Five Bengal firms in preparatory stages of launching IPO
The year 2021 may go down in the history books for harvesting the highest capital through initial public offerings in India. And this time, Bengal is also joining the party.
The 36 issues till date have raised Rs 60,298 crore, and there are indications the number will easily overhaul the record of Rs 75,279 crore in 2017 from 38 issues as liquidity pumped in by various central banks fires stock markets across the globe.
Closer home, only one Bengal-based company has made it to the list but what’s in store looks far more promising. At least five firms are in the preparatory stages of launching an IPO and if all goes well, they will raise more capital together than what was accumulated from this state over the entire last decade.
According to Pranav Haldea, managing director of Prime Database Group, a company that tracks the primary market in India, 54 companies are expected to come out with an IPO in India.
“There are about 13 companies which have Sebi approval and another 41 which are awaiting approval with a total estimated issue size of close to Rs 1 lakh crore. However, all of them shall not launch their IPOs in this calendar year,” Haldea said.
And the mind-boggling number does not even include the proposed mega issue of Life Insurance Corporation, for which the government has started preparatory work.
Sudip Bandyopadhyay, group chairman of Inditrade Capital, said it was structurally good that more companies were joining the stock market, providing more options to investors. But he also cautioned about the soaring valuation, which at times is reaching unreasonable levels.
“Liquidity is driving the secondary markets worldwide and in India despite the economies being in trouble due to the pandemic. The liquidity is now flowing into the primary market from the secondary market,” he said.
Four companies have filed papers with Sebi while one more is likely to do so within the next month. Shyam Metaliks raised Rs 908.8 crore in June.
These six public issues together are likely to raise anything between Rs 6,700 crore and Rs 7,200 crore depending on the market condition.
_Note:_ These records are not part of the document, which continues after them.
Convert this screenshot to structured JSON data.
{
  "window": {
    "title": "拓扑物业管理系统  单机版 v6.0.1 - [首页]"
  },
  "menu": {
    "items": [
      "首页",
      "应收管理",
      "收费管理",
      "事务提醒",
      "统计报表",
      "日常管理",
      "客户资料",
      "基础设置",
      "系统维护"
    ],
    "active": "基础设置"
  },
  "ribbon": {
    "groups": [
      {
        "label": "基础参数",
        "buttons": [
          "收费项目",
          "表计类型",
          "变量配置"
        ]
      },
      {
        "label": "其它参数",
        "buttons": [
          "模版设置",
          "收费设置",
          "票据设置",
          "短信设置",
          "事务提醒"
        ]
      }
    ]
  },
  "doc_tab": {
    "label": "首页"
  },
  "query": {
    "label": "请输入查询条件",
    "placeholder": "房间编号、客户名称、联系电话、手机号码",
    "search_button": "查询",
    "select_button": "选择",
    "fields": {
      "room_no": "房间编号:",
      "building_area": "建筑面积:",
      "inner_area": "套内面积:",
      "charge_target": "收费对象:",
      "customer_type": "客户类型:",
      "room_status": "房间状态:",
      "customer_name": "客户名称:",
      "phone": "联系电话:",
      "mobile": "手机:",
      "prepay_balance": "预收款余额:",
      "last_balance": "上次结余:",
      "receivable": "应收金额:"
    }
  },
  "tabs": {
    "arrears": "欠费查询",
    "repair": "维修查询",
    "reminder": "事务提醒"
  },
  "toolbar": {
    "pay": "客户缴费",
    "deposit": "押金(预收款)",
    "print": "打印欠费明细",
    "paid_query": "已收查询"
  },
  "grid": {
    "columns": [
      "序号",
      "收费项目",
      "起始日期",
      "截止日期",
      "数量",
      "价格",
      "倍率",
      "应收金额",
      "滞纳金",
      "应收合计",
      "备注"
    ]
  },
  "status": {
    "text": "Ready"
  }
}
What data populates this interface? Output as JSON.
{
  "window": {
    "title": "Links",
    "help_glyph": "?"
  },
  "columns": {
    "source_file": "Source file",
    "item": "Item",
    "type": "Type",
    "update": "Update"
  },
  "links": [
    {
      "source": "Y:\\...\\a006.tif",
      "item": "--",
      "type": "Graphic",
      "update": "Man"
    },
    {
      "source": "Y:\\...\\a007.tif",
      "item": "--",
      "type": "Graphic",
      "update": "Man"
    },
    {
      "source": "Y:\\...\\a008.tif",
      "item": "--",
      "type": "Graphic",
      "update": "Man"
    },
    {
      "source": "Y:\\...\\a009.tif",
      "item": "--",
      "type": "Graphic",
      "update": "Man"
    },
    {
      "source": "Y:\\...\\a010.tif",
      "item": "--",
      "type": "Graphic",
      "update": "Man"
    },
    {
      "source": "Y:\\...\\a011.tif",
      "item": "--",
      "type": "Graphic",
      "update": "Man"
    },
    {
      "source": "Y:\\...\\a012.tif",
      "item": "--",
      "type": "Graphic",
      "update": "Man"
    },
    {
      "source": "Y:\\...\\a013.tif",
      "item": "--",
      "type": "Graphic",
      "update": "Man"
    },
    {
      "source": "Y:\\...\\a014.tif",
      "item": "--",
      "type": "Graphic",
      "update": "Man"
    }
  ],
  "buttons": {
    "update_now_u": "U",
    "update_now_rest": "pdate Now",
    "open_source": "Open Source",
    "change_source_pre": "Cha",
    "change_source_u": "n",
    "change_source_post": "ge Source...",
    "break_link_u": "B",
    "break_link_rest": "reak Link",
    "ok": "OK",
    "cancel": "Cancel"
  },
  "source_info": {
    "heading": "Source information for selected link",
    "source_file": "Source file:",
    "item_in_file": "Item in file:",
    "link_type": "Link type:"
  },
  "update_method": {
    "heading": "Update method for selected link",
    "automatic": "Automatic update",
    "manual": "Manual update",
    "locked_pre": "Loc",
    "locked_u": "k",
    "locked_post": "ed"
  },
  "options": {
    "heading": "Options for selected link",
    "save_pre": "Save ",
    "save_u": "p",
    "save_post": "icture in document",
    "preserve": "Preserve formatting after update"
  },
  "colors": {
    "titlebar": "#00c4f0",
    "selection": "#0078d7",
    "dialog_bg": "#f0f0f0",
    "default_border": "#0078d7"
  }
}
Compared to this, only eight companies had hit the stock market between 2011 and 2020 raising Rs 6,487 crore (See chart).
“If you look at the number of publicly listed companies, they are mostly from the west and the south while some firms are based in Delhi, NCR. The share of the east has been low but it is good to see that it is changing,” said Rajiv Singh, director-general of Indian Chamber of Commerce (ICC).
He says IPOs are catching the fancy of Calcutta’s corporate circle. “I am hearing about it all too often nowadays,” Singh observed.
While the disconnect between a sagging economy and soaring stock markets is the talking point of many debates, primary issues do signal that companies have reached a certain scale and they plan to build on the growth rapidly by accessing capital.
The point was brought about by Upendra Kumar Sinha in 2015. During a visit to the city, the then Sebi chairman pointed out there was no participation from the east even though the IPO market was sizzling nationwide.
“When I was doing a regional analysis of the money raised I found that there is not a single proposal from the eastern zone. Nobody in this region has any investment optimism...any investment plan. We have delegated the sanctioning or approval of red herring prospectus to the zonal offices up to an amount of Rs 500 crore, they also do not have a single interest pending with them,” Sinha had said.
While an IPO adds to the perception of a state, Bandyopadhyay has a different take on it. “Look at Nuvoco Vista, a company registered in Mumbai. Its cement business is located mainly in the east. It is a good sign that not only firms based out of the east but also those having business in the east are hitting the market,” he said.
Will the battered brand Bengal finally get a leg up?